C&VG


Scorpion

Publisher: Digital Magic
Machine: Amiga 500

 
Published in Computer & Video Games #91

Scorpion

You know I really feel like a Scorpion Warrior right now... tromping through endlessly changing landscapes, fighting my way through hordes of miscast alien extras from other games/films/TV shows, with only the little wiggly lines bursting from my fingertips for protection. Sigh. Yes folks, it's a platform-based shoot-'em-up dressed up as lamb.

The promise of the screenshots of the box had me anticipating a rip-roaring arcade adventure with quality graphics and animation, ear-shattering sound and gameplay to keep me coming back for more. But no, instead we have a dose of undoubtedly fine graphics, but stiff animation and a host of irritating design flaws which impair enjoyment of the gameplay.
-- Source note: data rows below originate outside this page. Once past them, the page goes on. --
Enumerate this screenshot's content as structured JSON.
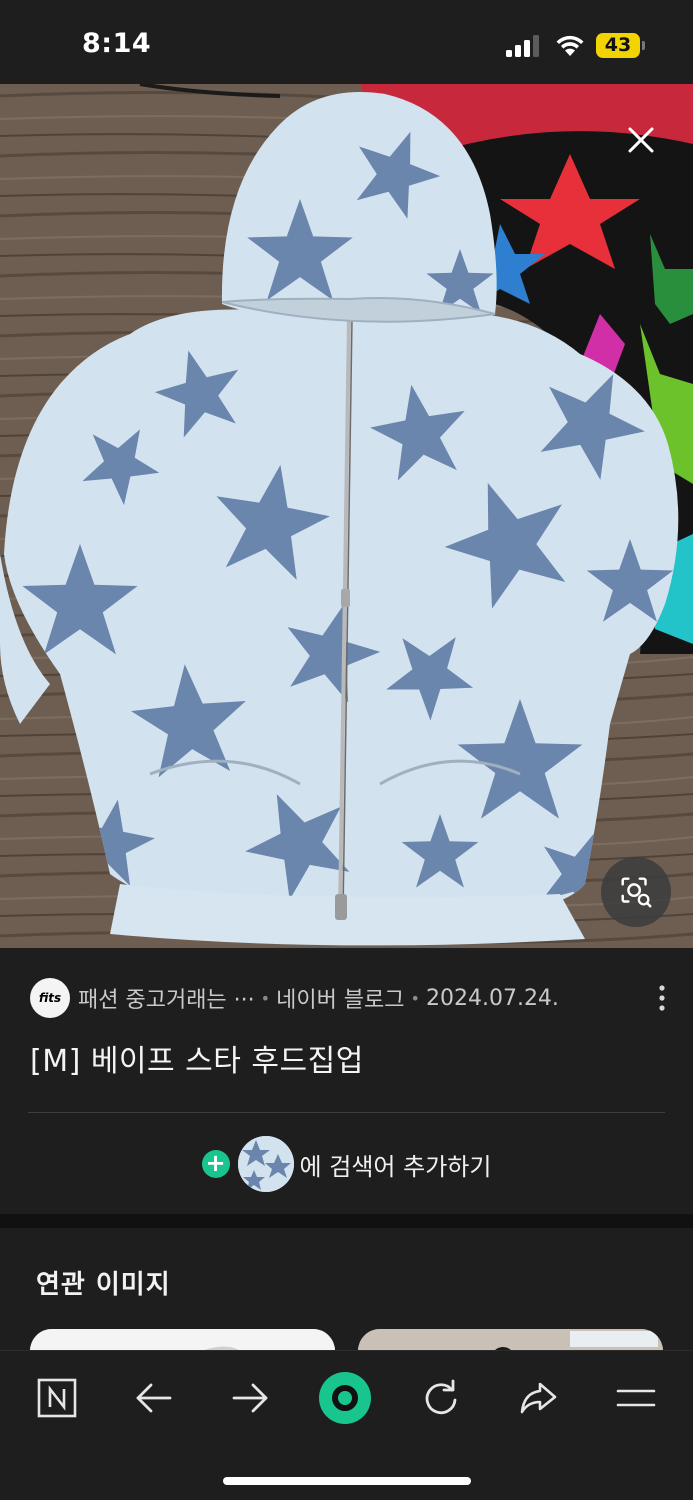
{
  "status_bar": {
    "time": "8:14",
    "battery_level": "43",
    "battery_color": "#f2d400"
  },
  "image_viewer": {
    "close_icon": "close-icon",
    "lens_icon": "image-search-icon"
  },
  "result": {
    "source_logo": "fits",
    "source_name": "패션 중고거래는 ···",
    "platform": "네이버 블로그",
    "date": "2024.07.24.",
    "title": "[M] 베이프 스타 후드집업"
  },
  "search_add": {
    "label": "에 검색어 추가하기",
    "accent_color": "#19c58f"
  },
  "related": {
    "title": "연관 이미지"
  },
  "toolbar": {
    "items": [
      "naver-home-icon",
      "back-arrow-icon",
      "forward-arrow-icon",
      "green-dot-icon",
      "refresh-icon",
      "share-icon",
      "menu-icon"
    ],
    "accent_color": "#19c58f"
  }
}
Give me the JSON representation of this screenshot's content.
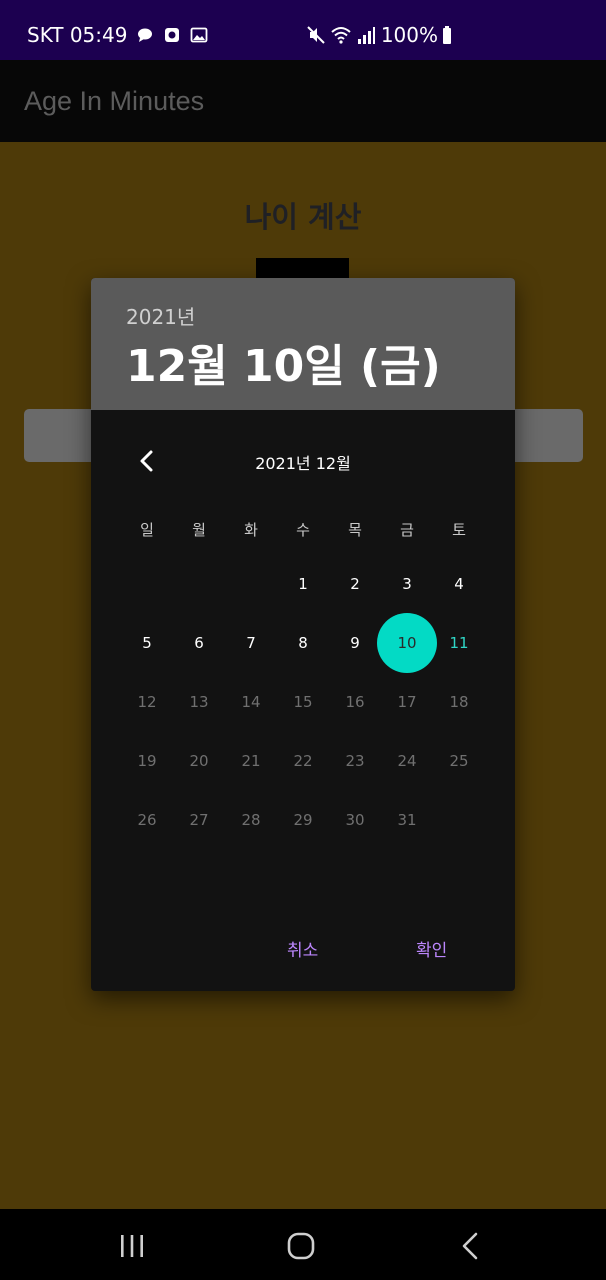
{
  "status_bar": {
    "carrier_time": "SKT 05:49",
    "battery": "100%",
    "left_icons": [
      "chat-bubble-icon",
      "app-notification-icon",
      "gallery-image-icon"
    ],
    "right_icons": [
      "mute-vibrate-icon",
      "wifi-icon",
      "signal-icon",
      "battery-icon"
    ]
  },
  "app_bar": {
    "title": "Age In Minutes"
  },
  "main": {
    "title": "나이 계산"
  },
  "dialog": {
    "header_year": "2021년",
    "header_date": "12월 10일 (금)",
    "month_label": "2021년 12월",
    "weekdays": [
      "일",
      "월",
      "화",
      "수",
      "목",
      "금",
      "토"
    ],
    "weeks": [
      [
        "",
        "",
        "",
        "1",
        "2",
        "3",
        "4"
      ],
      [
        "5",
        "6",
        "7",
        "8",
        "9",
        "10",
        "11"
      ],
      [
        "12",
        "13",
        "14",
        "15",
        "16",
        "17",
        "18"
      ],
      [
        "19",
        "20",
        "21",
        "22",
        "23",
        "24",
        "25"
      ],
      [
        "26",
        "27",
        "28",
        "29",
        "30",
        "31",
        ""
      ]
    ],
    "selected_day": "10",
    "today_day": "11",
    "last_enabled_day": 11,
    "cancel_label": "취소",
    "ok_label": "확인"
  },
  "colors": {
    "status_bar": "#1c0050",
    "background": "#4e3a08",
    "accent_selected": "#03dac5",
    "dialog_button": "#bb86fc"
  }
}
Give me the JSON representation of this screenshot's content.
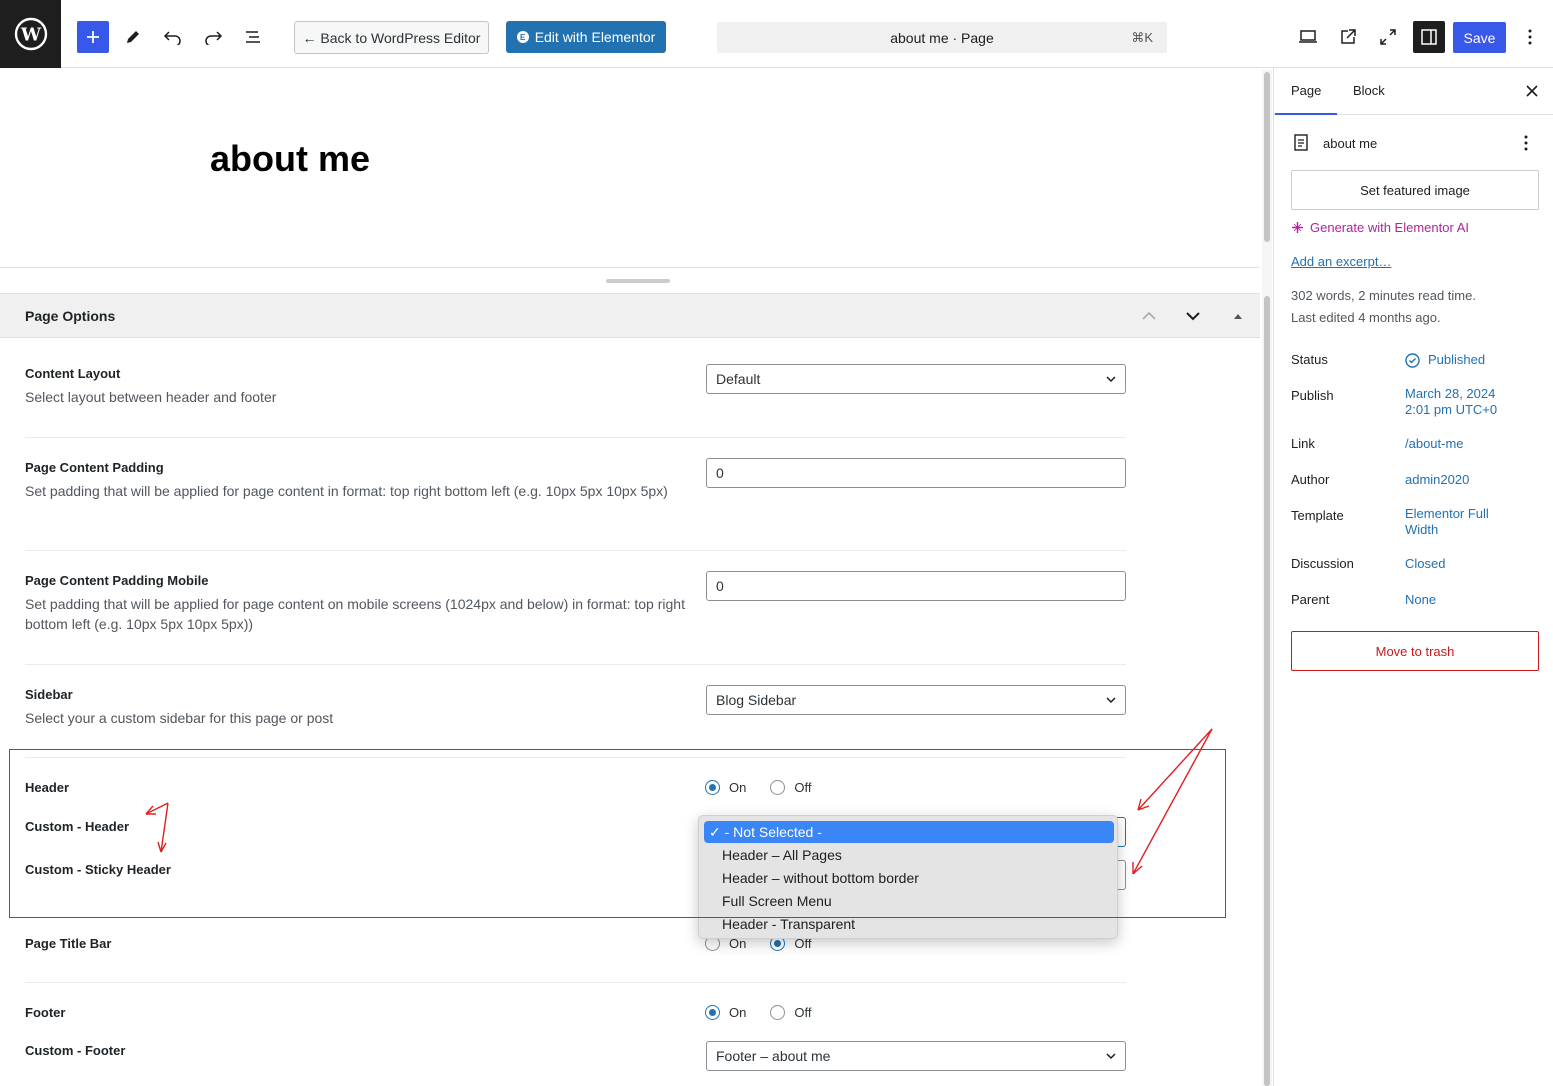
{
  "toolbar": {
    "back_label": "← Back to WordPress Editor",
    "elementor_label": "Edit with Elementor",
    "command_title": "about me · Page",
    "command_shortcut": "⌘K",
    "save_label": "Save"
  },
  "editor": {
    "page_title": "about me"
  },
  "page_options": {
    "title": "Page Options",
    "content_layout": {
      "label": "Content Layout",
      "desc": "Select layout between header and footer",
      "value": "Default"
    },
    "padding": {
      "label": "Page Content Padding",
      "desc": "Set padding that will be applied for page content in format: top right bottom left (e.g. 10px 5px 10px 5px)",
      "value": "0"
    },
    "padding_mobile": {
      "label": "Page Content Padding Mobile",
      "desc": "Set padding that will be applied for page content on mobile screens (1024px and below) in format: top right bottom left (e.g. 10px 5px 10px 5px))",
      "value": "0"
    },
    "sidebar": {
      "label": "Sidebar",
      "desc": "Select your a custom sidebar for this page or post",
      "value": "Blog Sidebar"
    },
    "header": {
      "label": "Header",
      "on": "On",
      "off": "Off"
    },
    "custom_header": {
      "label": "Custom - Header"
    },
    "custom_sticky": {
      "label": "Custom - Sticky Header"
    },
    "title_bar": {
      "label": "Page Title Bar",
      "on": "On",
      "off": "Off"
    },
    "footer": {
      "label": "Footer",
      "on": "On",
      "off": "Off"
    },
    "custom_footer": {
      "label": "Custom - Footer",
      "value": "Footer – about me"
    }
  },
  "dropdown": {
    "options": [
      "- Not Selected -",
      "Header – All Pages",
      "Header – without bottom border",
      "Full Screen Menu",
      "Header - Transparent"
    ],
    "check": "✓"
  },
  "sidebar": {
    "tab_page": "Page",
    "tab_block": "Block",
    "doc_title": "about me",
    "featured_label": "Set featured image",
    "ai_label": "Generate with Elementor AI",
    "excerpt_label": "Add an excerpt…",
    "words_info": "302 words, 2 minutes read time.",
    "edited_info": "Last edited 4 months ago.",
    "rows": [
      {
        "label": "Status",
        "value": "Published"
      },
      {
        "label": "Publish",
        "value": "March 28, 2024 2:01 pm UTC+0"
      },
      {
        "label": "Link",
        "value": "/about-me"
      },
      {
        "label": "Author",
        "value": "admin2020"
      },
      {
        "label": "Template",
        "value": "Elementor Full Width"
      },
      {
        "label": "Discussion",
        "value": "Closed"
      },
      {
        "label": "Parent",
        "value": "None"
      }
    ],
    "trash_label": "Move to trash"
  },
  "colors": {
    "accent": "#3858e9",
    "link": "#2271b1",
    "annotation": "#e02020",
    "danger": "#cc1818"
  }
}
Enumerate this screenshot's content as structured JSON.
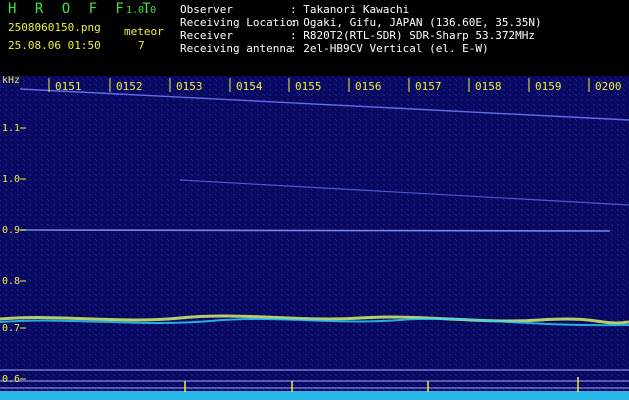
{
  "header": {
    "app_name": "H R O F F T",
    "version": "1.0.0",
    "filename": "2508060150.png",
    "datetime": "25.08.06 01:50",
    "meteor_label": "meteor",
    "meteor_count": "7",
    "info": [
      {
        "key": "Observer",
        "value": ": Takanori Kawachi"
      },
      {
        "key": "Receiving Location",
        "value": ": Ogaki, Gifu, JAPAN (136.60E, 35.35N)"
      },
      {
        "key": "Receiver",
        "value": ": R820T2(RTL-SDR) SDR-Sharp 53.372MHz"
      },
      {
        "key": "Receiving antenna",
        "value": ": 2el-HB9CV Vertical (el. E-W)"
      }
    ]
  },
  "spectrogram": {
    "unit_label": "kHz",
    "time_labels": [
      "0151",
      "0152",
      "0153",
      "0154",
      "0155",
      "0156",
      "0157",
      "0158",
      "0159",
      "0200"
    ],
    "freq_labels": [
      "1.1",
      "1.0",
      "0.9",
      "0.8",
      "0.7",
      "0.6"
    ],
    "colors": {
      "background": "#0a0a6a",
      "trace": "#7b8fff",
      "noise": "#2fd6ff",
      "burst": "#f0f03c",
      "label": "#f0f03c"
    }
  }
}
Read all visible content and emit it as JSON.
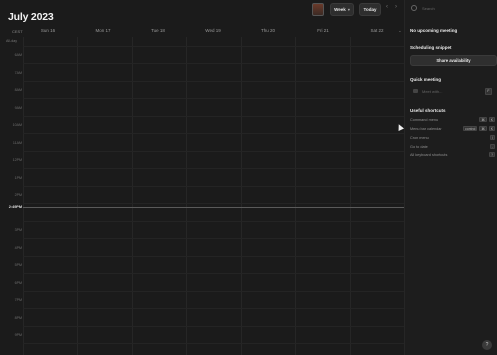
{
  "header": {
    "title": "July 2023",
    "view_label": "Week",
    "today_label": "Today",
    "prev_icon": "chevron-left-icon",
    "next_icon": "chevron-right-icon"
  },
  "timezone": "CEST",
  "all_day_label": "All-day",
  "days": [
    "Sun 16",
    "Mon 17",
    "Tue 18",
    "Wed 19",
    "Thu 20",
    "Fri 21",
    "Sat 22"
  ],
  "hours": [
    "6AM",
    "7AM",
    "8AM",
    "9AM",
    "10AM",
    "11AM",
    "12PM",
    "1PM",
    "2PM",
    "3PM",
    "4PM",
    "5PM",
    "6PM",
    "7PM",
    "8PM",
    "9PM"
  ],
  "now_label": "2:49PM",
  "sidebar": {
    "search_placeholder": "Search",
    "upcoming_title": "No upcoming meeting",
    "snippet_title": "Scheduling snippet",
    "share_label": "Share availability",
    "quick_title": "Quick meeting",
    "quick_placeholder": "Meet with...",
    "quick_key": "F",
    "shortcuts_title": "Useful shortcuts",
    "shortcuts": [
      {
        "label": "Command menu",
        "keys": [
          "⌘",
          "K"
        ]
      },
      {
        "label": "Menu bar calendar",
        "keys": [
          "control",
          "⌘",
          "K"
        ]
      },
      {
        "label": "Cron menu",
        "keys": [
          "/"
        ]
      },
      {
        "label": "Go to date",
        "keys": [
          "."
        ]
      },
      {
        "label": "All keyboard shortcuts",
        "keys": [
          "?"
        ]
      }
    ],
    "help_label": "?"
  }
}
The game covers five levels, The Harbour, The Forest, Stay Cool (a snowy landscape in fact), The Crypt and finally The Castle.

Graphically speaking, the game is nice, with a hundred different aliens and five scrolling backgrounds. But the animation lacks a certain fluidity - the scrolling backgrounds are smooth enough, but the frames of animation for the main sprite and for his enemies are stiff and lifeless. A bit like being menaced by cardboard cut-outs.

Jumping from a platform higher than his height, our hero lands as if he's just stepped off a kerb. I think it might have been better to err on the side of too much reaction to things rather than too little. Before we leave the subject of graphics, though, I feel I ought to say one thing about the design of the aliens themselves. They're very nicely drawn. I expected a kitchen sink to come scrolling on-screen at any moment.

Daleks? ATAT scout walkers? Wolves? Pirates? Parrots? Droids? Even Robin Hood? How many different things have been cribbed from other sources, I wonder? Every TV programme and film the author has ever seen I shouldn't wonder.

The sounds are sampled, of course, and thin on the ground too. No background music, no nothing. Just silky silence. I like my games a bit more noisy and naughty than that. No clumping of boots on the boards of the ships. No crunching of our feet in the leaves or the snow. The sound lets it down quite a lot I feel, apart from the brilliant idea at the start of the game; a looper sample of the open phrase of Holst's "Mars - The Bringer Of War" from The Planet Suite. This is good to listen to, but you keep wanting to hear the next bit, which is annoying.

The worst thing about the game, and the thing which points out the game's design flaws, is the repeating death syndrome. If you die by falling off into the water, say, on the first level, you are replaced in the game on your next life in the same spot. Therefore when you start again you just die again. And again. And again. Until the game ends, and there's nothing you can do about it. There's no excuse for this sort of error, and it's one that should have been picked up during play testing.

This is a competently executed game, let down by some easily corrected errors, and suffers from not enough outside criticism before release.